Dimanche 18 mars. Grand-Prix de Denain (Nord-Pas-de-Calais). 142 cyclistes de 21 équipes différentes sont au départ. Parmi celles-ci, on retrouve le duo Groupama FDJ et AG2R La Mondiale issues du World Tour, 15 formations "ProContinentale" (division 2), mais aussi quatre équipes "Continentale", soit la troisième et dernière division. Au bas de cette échelle du cyclisme mondial, la plupart des coureurs n'ont pas le statut de professionnel et gardent un boulot à côté.
Cette semi-classique française, sorte de répétition générale en vue des classiques pavées, est donc le théâtre d’une lutte inégale entre des formations aux budgets diamétralement opposés.
Nous en avons profité pour vous proposer une immersion chez AG2R La Mondiale ainsi que chez Sovac Natura4ever, une petite formation algérienne aux accents très belges puisqu’elle est dirigée par Geoffrey Coupé, ancien coureur originaire de Frameries, et composée de nombreux coureurs issus du plat pays... et d’un certain Davide Rebellin, 46 ans.
L'après course: prise en charge maximale vs retour à la maison sans même prendre une douche
Les derniers kilomètres restent en travers de la gorge du DS d’AG2R. Il n’a pas accepté l’erreur de placement de Rudy Barbier qui a mis à mal la stratégie de fin de course. Il a félicité l’ensemble de l’équipe mais n’a pas hésité à faire comprendre son mécontentement à son leader lors du débriefing.
Une fois le speech terminé et la douche prise, les coureurs sont libres de rentrer chez eux. "Il n’y a pas de soins au programme car nous n’avons plus accès à l’hôtel", explique la kiné Dorothée Vaillant.
Les coureurs d’AG2R La Mondiale ne doivent même pas s’occuper de leur vélo.
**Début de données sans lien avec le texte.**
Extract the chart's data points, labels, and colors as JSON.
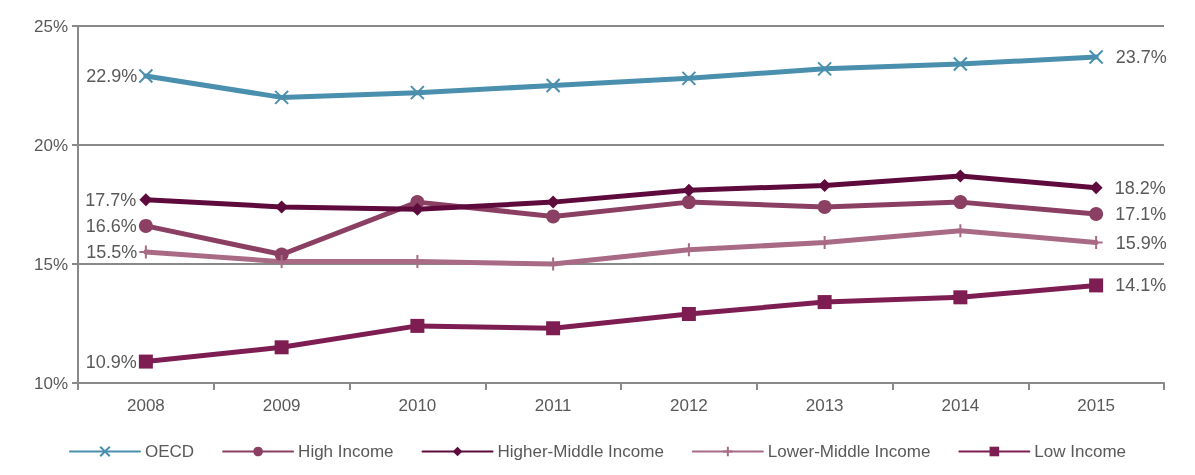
{
  "chart_data": {
    "type": "line",
    "categories": [
      "2008",
      "2009",
      "2010",
      "2011",
      "2012",
      "2013",
      "2014",
      "2015"
    ],
    "ylim": [
      10,
      25
    ],
    "yticks": [
      {
        "value": 10,
        "label": "10%"
      },
      {
        "value": 15,
        "label": "15%"
      },
      {
        "value": 20,
        "label": "20%"
      },
      {
        "value": 25,
        "label": "25%"
      }
    ],
    "grid": "y",
    "legend": "bottom",
    "series": [
      {
        "name": "OECD",
        "color": "#4a8fad",
        "marker": "cross",
        "values": [
          22.9,
          22.0,
          22.2,
          22.5,
          22.8,
          23.2,
          23.4,
          23.7
        ],
        "value_labels": [
          "22.9%",
          null,
          null,
          null,
          null,
          null,
          null,
          "23.7%"
        ]
      },
      {
        "name": "High Income",
        "color": "#8b4063",
        "marker": "circle",
        "values": [
          16.6,
          15.4,
          17.6,
          17.0,
          17.6,
          17.4,
          17.6,
          17.1
        ],
        "value_labels": [
          "16.6%",
          null,
          null,
          null,
          null,
          null,
          null,
          "17.1%"
        ]
      },
      {
        "name": "Higher-Middle Income",
        "color": "#5e0a3c",
        "marker": "diamond",
        "values": [
          17.7,
          17.4,
          17.3,
          17.6,
          18.1,
          18.3,
          18.7,
          18.2
        ],
        "value_labels": [
          "17.7%",
          null,
          null,
          null,
          null,
          null,
          null,
          "18.2%"
        ]
      },
      {
        "name": "Lower-Middle Income",
        "color": "#a86a85",
        "marker": "plus",
        "values": [
          15.5,
          15.1,
          15.1,
          15.0,
          15.6,
          15.9,
          16.4,
          15.9
        ],
        "value_labels": [
          "15.5%",
          null,
          null,
          null,
          null,
          null,
          null,
          "15.9%"
        ]
      },
      {
        "name": "Low Income",
        "color": "#7e1d52",
        "marker": "square",
        "values": [
          10.9,
          11.5,
          12.4,
          12.3,
          12.9,
          13.4,
          13.6,
          14.1
        ],
        "value_labels": [
          "10.9%",
          null,
          null,
          null,
          null,
          null,
          null,
          "14.1%"
        ]
      }
    ]
  }
}
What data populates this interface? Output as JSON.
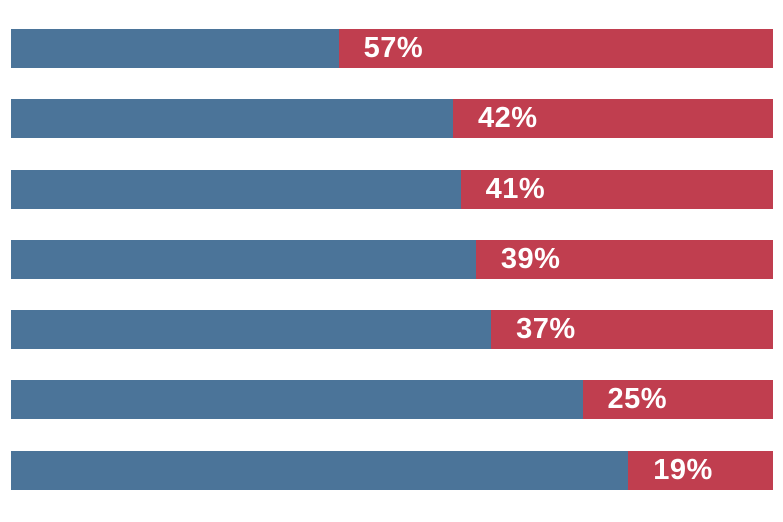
{
  "chart_data": {
    "type": "bar",
    "orientation": "horizontal",
    "stacked": true,
    "unit": "%",
    "xlim": [
      0,
      100
    ],
    "grid": false,
    "legend": "none",
    "axis_labels": "none",
    "values": [
      57,
      42,
      41,
      39,
      37,
      25,
      19
    ],
    "labels": [
      "57%",
      "42%",
      "41%",
      "39%",
      "37%",
      "25%",
      "19%"
    ],
    "label_color": "#ffffff",
    "series": [
      {
        "name": "remainder-segment",
        "color": "#4b7499",
        "values": [
          43,
          58,
          59,
          61,
          63,
          75,
          81
        ]
      },
      {
        "name": "value-segment",
        "color": "#c03e4f",
        "values": [
          57,
          42,
          41,
          39,
          37,
          25,
          19
        ]
      }
    ],
    "background": "#ffffff"
  }
}
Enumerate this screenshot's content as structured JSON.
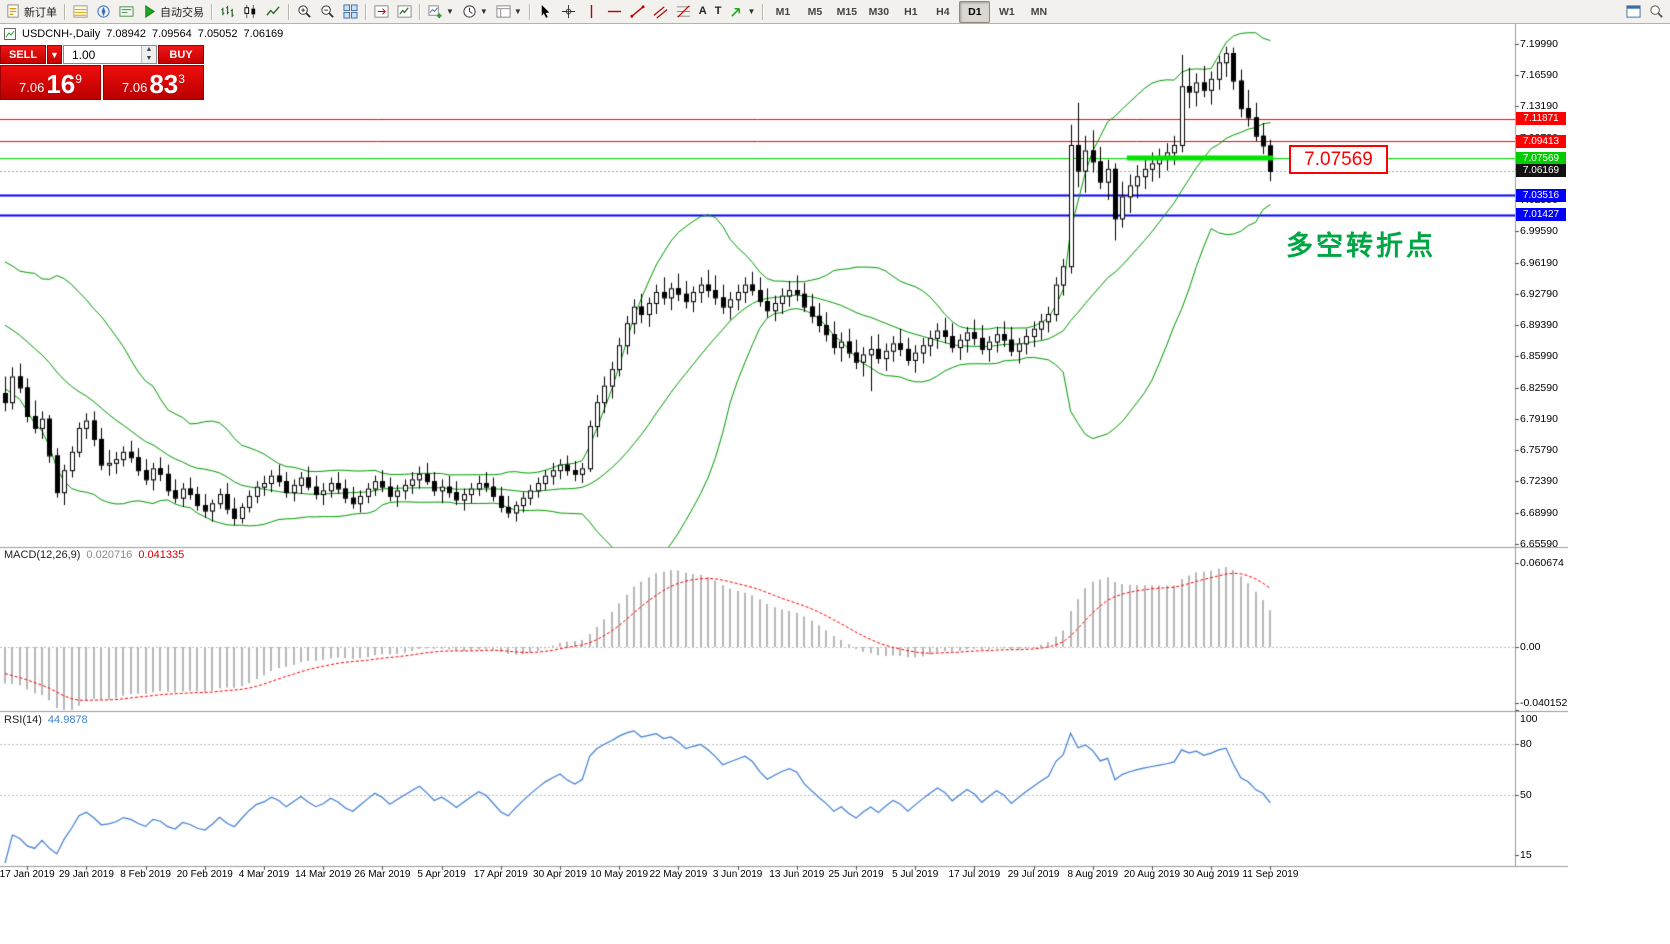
{
  "toolbar": {
    "new_order_label": "新订单",
    "autotrading_label": "自动交易",
    "timeframes": [
      "M1",
      "M5",
      "M15",
      "M30",
      "H1",
      "H4",
      "D1",
      "W1",
      "MN"
    ],
    "active_timeframe": "D1"
  },
  "symbol_header": {
    "name": "USDCNH-,Daily",
    "open": "7.08942",
    "high": "7.09564",
    "low": "7.05052",
    "close": "7.06169"
  },
  "ticket": {
    "sell_label": "SELL",
    "buy_label": "BUY",
    "volume": "1.00",
    "sell_price": {
      "big": "7.06",
      "mid": "16",
      "sup": "9"
    },
    "buy_price": {
      "big": "7.06",
      "mid": "83",
      "sup": "3"
    }
  },
  "indicator_headers": {
    "macd_label": "MACD(12,26,9)",
    "macd_main_value": "0.020716",
    "macd_signal_value": "0.041335",
    "rsi_label": "RSI(14)",
    "rsi_value": "44.9878"
  },
  "annotations": {
    "price_callout": "7.07569",
    "turning_point_text": "多空转折点",
    "turning_point_color": "#00a643",
    "callout_color": "#ff0000"
  },
  "price_tags": [
    {
      "label": "7.11871",
      "bg": "#ff0000",
      "price": 7.11871
    },
    {
      "label": "7.09413",
      "bg": "#ff0000",
      "price": 7.09413
    },
    {
      "label": "7.07569",
      "bg": "#00cc00",
      "price": 7.07569
    },
    {
      "label": "7.06169",
      "bg": "#111111",
      "price": 7.06169
    },
    {
      "label": "7.03516",
      "bg": "#0000ff",
      "price": 7.03516
    },
    {
      "label": "7.01427",
      "bg": "#0000ff",
      "price": 7.01427
    }
  ],
  "chart_data": {
    "type": "candlestick",
    "symbol": "USDCNH-",
    "timeframe": "Daily",
    "price_axis_ticks": [
      "7.19990",
      "7.16590",
      "7.13190",
      "7.09790",
      "7.06390",
      "7.02990",
      "6.99590",
      "6.96190",
      "6.92790",
      "6.89390",
      "6.85990",
      "6.82590",
      "6.79190",
      "6.75790",
      "6.72390",
      "6.68990",
      "6.65590"
    ],
    "macd_axis_ticks": [
      "0.060674",
      "0.00",
      "-0.040152"
    ],
    "rsi_axis_ticks": [
      "100",
      "80",
      "50",
      "15"
    ],
    "time_labels": [
      "17 Jan 2019",
      "29 Jan 2019",
      "8 Feb 2019",
      "20 Feb 2019",
      "4 Mar 2019",
      "14 Mar 2019",
      "26 Mar 2019",
      "5 Apr 2019",
      "17 Apr 2019",
      "30 Apr 2019",
      "10 May 2019",
      "22 May 2019",
      "3 Jun 2019",
      "13 Jun 2019",
      "25 Jun 2019",
      "5 Jul 2019",
      "17 Jul 2019",
      "29 Jul 2019",
      "8 Aug 2019",
      "20 Aug 2019",
      "30 Aug 2019",
      "11 Sep 2019"
    ],
    "hlines": [
      {
        "price": 7.11871,
        "color": "#ff0000",
        "width": 1
      },
      {
        "price": 7.09413,
        "color": "#ff0000",
        "width": 1
      },
      {
        "price": 7.07569,
        "color": "#00dd00",
        "width": 1
      },
      {
        "price": 7.03516,
        "color": "#0000ff",
        "width": 2
      },
      {
        "price": 7.01427,
        "color": "#0000ff",
        "width": 2
      }
    ],
    "bid_line": {
      "price": 7.06169,
      "color": "#aaaaaa"
    },
    "thick_segment": {
      "price": 7.07569,
      "from_bar": 152,
      "to_bar": 171,
      "color": "#00e400",
      "width": 5
    },
    "bollinger": {
      "period": 20,
      "deviations": 2,
      "color": "#009900"
    },
    "macd": {
      "fast": 12,
      "slow": 26,
      "signal": 9,
      "histogram_color": "#b8b8b8",
      "signal_color": "#ff0000",
      "axis_max": 0.060674,
      "axis_min": -0.040152
    },
    "rsi": {
      "period": 14,
      "color": "#3f7fd4",
      "levels": [
        80,
        50
      ]
    },
    "warmup_closes": [
      6.948,
      6.94,
      6.944,
      6.935,
      6.928,
      6.932,
      6.922,
      6.915,
      6.908,
      6.9,
      6.894,
      6.886,
      6.89,
      6.88,
      6.884,
      6.874,
      6.866,
      6.87,
      6.858,
      6.84
    ],
    "candles": [
      [
        6.82,
        6.838,
        6.8,
        6.81
      ],
      [
        6.81,
        6.848,
        6.802,
        6.838
      ],
      [
        6.838,
        6.852,
        6.82,
        6.826
      ],
      [
        6.826,
        6.836,
        6.788,
        6.795
      ],
      [
        6.795,
        6.812,
        6.776,
        6.782
      ],
      [
        6.782,
        6.8,
        6.77,
        6.792
      ],
      [
        6.792,
        6.796,
        6.744,
        6.752
      ],
      [
        6.752,
        6.76,
        6.706,
        6.712
      ],
      [
        6.712,
        6.742,
        6.698,
        6.736
      ],
      [
        6.736,
        6.762,
        6.728,
        6.756
      ],
      [
        6.756,
        6.788,
        6.75,
        6.782
      ],
      [
        6.782,
        6.798,
        6.77,
        6.79
      ],
      [
        6.79,
        6.8,
        6.762,
        6.77
      ],
      [
        6.77,
        6.782,
        6.736,
        6.742
      ],
      [
        6.742,
        6.758,
        6.73,
        6.744
      ],
      [
        6.744,
        6.756,
        6.732,
        6.748
      ],
      [
        6.748,
        6.762,
        6.74,
        6.756
      ],
      [
        6.756,
        6.768,
        6.744,
        6.75
      ],
      [
        6.75,
        6.76,
        6.73,
        6.736
      ],
      [
        6.736,
        6.748,
        6.72,
        6.726
      ],
      [
        6.726,
        6.744,
        6.714,
        6.738
      ],
      [
        6.738,
        6.75,
        6.724,
        6.732
      ],
      [
        6.732,
        6.742,
        6.708,
        6.714
      ],
      [
        6.714,
        6.726,
        6.7,
        6.706
      ],
      [
        6.706,
        6.722,
        6.696,
        6.716
      ],
      [
        6.716,
        6.728,
        6.704,
        6.71
      ],
      [
        6.71,
        6.718,
        6.692,
        6.698
      ],
      [
        6.698,
        6.71,
        6.684,
        6.692
      ],
      [
        6.692,
        6.704,
        6.68,
        6.7
      ],
      [
        6.7,
        6.716,
        6.694,
        6.71
      ],
      [
        6.71,
        6.722,
        6.688,
        6.694
      ],
      [
        6.694,
        6.706,
        6.676,
        6.684
      ],
      [
        6.684,
        6.7,
        6.678,
        6.696
      ],
      [
        6.696,
        6.714,
        6.69,
        6.708
      ],
      [
        6.708,
        6.724,
        6.7,
        6.718
      ],
      [
        6.718,
        6.73,
        6.708,
        6.722
      ],
      [
        6.722,
        6.736,
        6.712,
        6.73
      ],
      [
        6.73,
        6.742,
        6.718,
        6.724
      ],
      [
        6.724,
        6.734,
        6.706,
        6.712
      ],
      [
        6.712,
        6.726,
        6.702,
        6.72
      ],
      [
        6.72,
        6.734,
        6.71,
        6.728
      ],
      [
        6.728,
        6.74,
        6.714,
        6.718
      ],
      [
        6.718,
        6.73,
        6.704,
        6.71
      ],
      [
        6.71,
        6.722,
        6.698,
        6.714
      ],
      [
        6.714,
        6.728,
        6.706,
        6.722
      ],
      [
        6.722,
        6.734,
        6.71,
        6.716
      ],
      [
        6.716,
        6.726,
        6.7,
        6.706
      ],
      [
        6.706,
        6.718,
        6.694,
        6.7
      ],
      [
        6.7,
        6.714,
        6.69,
        6.708
      ],
      [
        6.708,
        6.722,
        6.7,
        6.716
      ],
      [
        6.716,
        6.73,
        6.708,
        6.724
      ],
      [
        6.724,
        6.736,
        6.712,
        6.718
      ],
      [
        6.718,
        6.728,
        6.702,
        6.708
      ],
      [
        6.708,
        6.72,
        6.696,
        6.714
      ],
      [
        6.714,
        6.726,
        6.704,
        6.72
      ],
      [
        6.72,
        6.734,
        6.71,
        6.726
      ],
      [
        6.726,
        6.74,
        6.716,
        6.732
      ],
      [
        6.732,
        6.744,
        6.72,
        6.724
      ],
      [
        6.724,
        6.734,
        6.708,
        6.714
      ],
      [
        6.714,
        6.726,
        6.7,
        6.718
      ],
      [
        6.718,
        6.73,
        6.706,
        6.712
      ],
      [
        6.712,
        6.724,
        6.698,
        6.704
      ],
      [
        6.704,
        6.716,
        6.692,
        6.71
      ],
      [
        6.71,
        6.722,
        6.7,
        6.716
      ],
      [
        6.716,
        6.73,
        6.708,
        6.722
      ],
      [
        6.722,
        6.734,
        6.712,
        6.718
      ],
      [
        6.718,
        6.728,
        6.702,
        6.708
      ],
      [
        6.708,
        6.718,
        6.69,
        6.696
      ],
      [
        6.696,
        6.708,
        6.684,
        6.69
      ],
      [
        6.69,
        6.702,
        6.68,
        6.698
      ],
      [
        6.698,
        6.712,
        6.69,
        6.706
      ],
      [
        6.706,
        6.72,
        6.698,
        6.714
      ],
      [
        6.714,
        6.728,
        6.706,
        6.722
      ],
      [
        6.722,
        6.736,
        6.714,
        6.73
      ],
      [
        6.73,
        6.744,
        6.72,
        6.736
      ],
      [
        6.736,
        6.748,
        6.726,
        6.742
      ],
      [
        6.742,
        6.752,
        6.73,
        6.736
      ],
      [
        6.736,
        6.746,
        6.724,
        6.732
      ],
      [
        6.732,
        6.744,
        6.722,
        6.738
      ],
      [
        6.738,
        6.79,
        6.734,
        6.784
      ],
      [
        6.784,
        6.818,
        6.772,
        6.81
      ],
      [
        6.81,
        6.838,
        6.798,
        6.828
      ],
      [
        6.828,
        6.854,
        6.814,
        6.846
      ],
      [
        6.846,
        6.88,
        6.838,
        6.872
      ],
      [
        6.872,
        6.904,
        6.862,
        6.896
      ],
      [
        6.896,
        6.922,
        6.884,
        6.914
      ],
      [
        6.914,
        6.928,
        6.896,
        6.906
      ],
      [
        6.906,
        6.924,
        6.892,
        6.918
      ],
      [
        6.918,
        6.938,
        6.906,
        6.93
      ],
      [
        6.93,
        6.946,
        6.916,
        6.924
      ],
      [
        6.924,
        6.94,
        6.91,
        6.934
      ],
      [
        6.934,
        6.95,
        6.92,
        6.928
      ],
      [
        6.928,
        6.942,
        6.912,
        6.92
      ],
      [
        6.92,
        6.936,
        6.908,
        6.93
      ],
      [
        6.93,
        6.946,
        6.918,
        6.938
      ],
      [
        6.938,
        6.954,
        6.924,
        6.932
      ],
      [
        6.932,
        6.948,
        6.916,
        6.924
      ],
      [
        6.924,
        6.938,
        6.906,
        6.914
      ],
      [
        6.914,
        6.93,
        6.9,
        6.922
      ],
      [
        6.922,
        6.938,
        6.91,
        6.93
      ],
      [
        6.93,
        6.946,
        6.918,
        6.938
      ],
      [
        6.938,
        6.952,
        6.926,
        6.932
      ],
      [
        6.932,
        6.946,
        6.914,
        6.92
      ],
      [
        6.92,
        6.934,
        6.902,
        6.91
      ],
      [
        6.91,
        6.926,
        6.898,
        6.918
      ],
      [
        6.918,
        6.934,
        6.906,
        6.926
      ],
      [
        6.926,
        6.942,
        6.914,
        6.932
      ],
      [
        6.932,
        6.948,
        6.92,
        6.928
      ],
      [
        6.928,
        6.94,
        6.908,
        6.914
      ],
      [
        6.914,
        6.928,
        6.896,
        6.904
      ],
      [
        6.904,
        6.918,
        6.886,
        6.894
      ],
      [
        6.894,
        6.908,
        6.876,
        6.884
      ],
      [
        6.884,
        6.898,
        6.862,
        6.87
      ],
      [
        6.87,
        6.886,
        6.854,
        6.876
      ],
      [
        6.876,
        6.89,
        6.858,
        6.864
      ],
      [
        6.864,
        6.878,
        6.846,
        6.854
      ],
      [
        6.854,
        6.87,
        6.838,
        6.862
      ],
      [
        6.862,
        6.882,
        6.822,
        6.868
      ],
      [
        6.868,
        6.884,
        6.852,
        6.858
      ],
      [
        6.858,
        6.874,
        6.844,
        6.866
      ],
      [
        6.866,
        6.882,
        6.854,
        6.874
      ],
      [
        6.874,
        6.89,
        6.86,
        6.868
      ],
      [
        6.868,
        6.88,
        6.85,
        6.856
      ],
      [
        6.856,
        6.872,
        6.842,
        6.864
      ],
      [
        6.864,
        6.88,
        6.852,
        6.872
      ],
      [
        6.872,
        6.888,
        6.86,
        6.88
      ],
      [
        6.88,
        6.896,
        6.868,
        6.888
      ],
      [
        6.888,
        6.902,
        6.874,
        6.882
      ],
      [
        6.882,
        6.896,
        6.864,
        6.87
      ],
      [
        6.87,
        6.884,
        6.856,
        6.878
      ],
      [
        6.878,
        6.892,
        6.864,
        6.886
      ],
      [
        6.886,
        6.9,
        6.872,
        6.88
      ],
      [
        6.88,
        6.894,
        6.862,
        6.868
      ],
      [
        6.868,
        6.882,
        6.854,
        6.876
      ],
      [
        6.876,
        6.892,
        6.864,
        6.884
      ],
      [
        6.884,
        6.898,
        6.87,
        6.878
      ],
      [
        6.878,
        6.892,
        6.86,
        6.866
      ],
      [
        6.866,
        6.88,
        6.852,
        6.874
      ],
      [
        6.874,
        6.89,
        6.862,
        6.882
      ],
      [
        6.882,
        6.898,
        6.87,
        6.89
      ],
      [
        6.89,
        6.906,
        6.878,
        6.898
      ],
      [
        6.898,
        6.914,
        6.886,
        6.906
      ],
      [
        6.906,
        6.946,
        6.898,
        6.938
      ],
      [
        6.938,
        6.966,
        6.926,
        6.958
      ],
      [
        6.958,
        7.112,
        6.95,
        7.09
      ],
      [
        7.09,
        7.136,
        7.044,
        7.062
      ],
      [
        7.062,
        7.1,
        7.038,
        7.084
      ],
      [
        7.084,
        7.106,
        7.06,
        7.072
      ],
      [
        7.072,
        7.088,
        7.042,
        7.05
      ],
      [
        7.05,
        7.074,
        7.03,
        7.064
      ],
      [
        7.064,
        7.07,
        6.986,
        7.01
      ],
      [
        7.01,
        7.05,
        7.0,
        7.034
      ],
      [
        7.034,
        7.058,
        7.016,
        7.046
      ],
      [
        7.046,
        7.068,
        7.032,
        7.056
      ],
      [
        7.056,
        7.074,
        7.042,
        7.064
      ],
      [
        7.064,
        7.082,
        7.05,
        7.07
      ],
      [
        7.07,
        7.086,
        7.054,
        7.076
      ],
      [
        7.076,
        7.092,
        7.062,
        7.082
      ],
      [
        7.082,
        7.1,
        7.068,
        7.09
      ],
      [
        7.09,
        7.188,
        7.082,
        7.154
      ],
      [
        7.154,
        7.174,
        7.13,
        7.148
      ],
      [
        7.148,
        7.168,
        7.132,
        7.158
      ],
      [
        7.158,
        7.176,
        7.142,
        7.15
      ],
      [
        7.15,
        7.17,
        7.134,
        7.162
      ],
      [
        7.162,
        7.187,
        7.15,
        7.18
      ],
      [
        7.18,
        7.197,
        7.164,
        7.19
      ],
      [
        7.19,
        7.196,
        7.15,
        7.16
      ],
      [
        7.16,
        7.172,
        7.12,
        7.13
      ],
      [
        7.13,
        7.15,
        7.11,
        7.12
      ],
      [
        7.12,
        7.136,
        7.094,
        7.1
      ],
      [
        7.1,
        7.114,
        7.08,
        7.0894
      ],
      [
        7.0894,
        7.0956,
        7.0505,
        7.0617
      ]
    ]
  }
}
Le mécanicien et les assistants se chargent de les nettoyer, de les contrôler et de les ranger dans un bus rempli de cadres et de roues dont le prix ferait saliver beaucoup d’équipes de divisions inférieures.
En voiture encore tout transpirant
Chez Sovac Natura4Ever, l'après-course de Mario Buscema a débuté avant même sa descente de la voiture, lorsque Geoffrey Coupé l'appelle: "Dis Mario, toi qui maîtrises mieux le néerlandais que moi, tu peux voir avec Alexander Geuens comment il se sent ? Il a été lâché un peu tôt tout à l'heure, non ? On décolle demain pour la Tunisie, on y va pour la gagne, je veux qu'on reprenne la première place du classement par équipes sur l'Africa Tour. Il est prévu dans l'équipe mais je veux être sûr de disposer de coureurs au top. S'il ne se sent pas à 100%, je mets son billet d'avion au nom de Rebellin, qui a envie devenir". Le directeur sportif s'exécute et Alexandre, malade, laissera finalement sa place à son capitaine de route.
Matthias Legley tente, lui, de se réchauffer depuis une bonne demi-heure suite à son abandon avant le dernier tour. Il nous raconte son échappée avec Van Aert et huit autres coureurs entre la première et la deuxième heure de course: "C'était incroyable, on roulait à 50km/h, parfois plus, et je voyais les jambes de Van Aert tourner tellement rond, alors que moi je commençais déjà à pédaler carré. Je n'ai pas eu besoin de la consigne de Mario pour prendre moins de relais parce que j'étais à bloc. Certains coureurs de l'échappée ont réclamé que je collabore mieux, mais ils ont ensuite vu que j'étais bel et bien à 100 % de mes possibilités."
Robin Stenuit, lui, s'est changé très rapidement après sa descente du vélo et est prêt à prendre la route pour Villers-la-Ville, où il habite, 20 minutes à peine après qu'il ait passé la ligne. Il ne le sait pas encore, mais Denain aura eu raison de lui et, fiévreux, il abandonnera le Tour de Tunisie dès la première étape, mardi.
La conclusion de la journée revient à Geoffrey Coupé, très lucide au moment d'analyser la prestation de ses hommes: "Notre niveau, ce sont les courses 1.2. En 1.1 et en hors-catégorie, on est là pour prendre de l'expérience avant tout. Si on peut montrer le maillot, c'est tout bénef car une seule heure de présence à la télévision rentabiliserait l'investissement de nos sponsors. Ici, je suis déjà content d'avoir placé un coureur à l'arrivée. Robin va prendre de l'expérience, d'autant plus qu'il n'est pas encore à son pic de forme. Et Matthias nous a faits vibrer dans l'échappée avec Van Aert."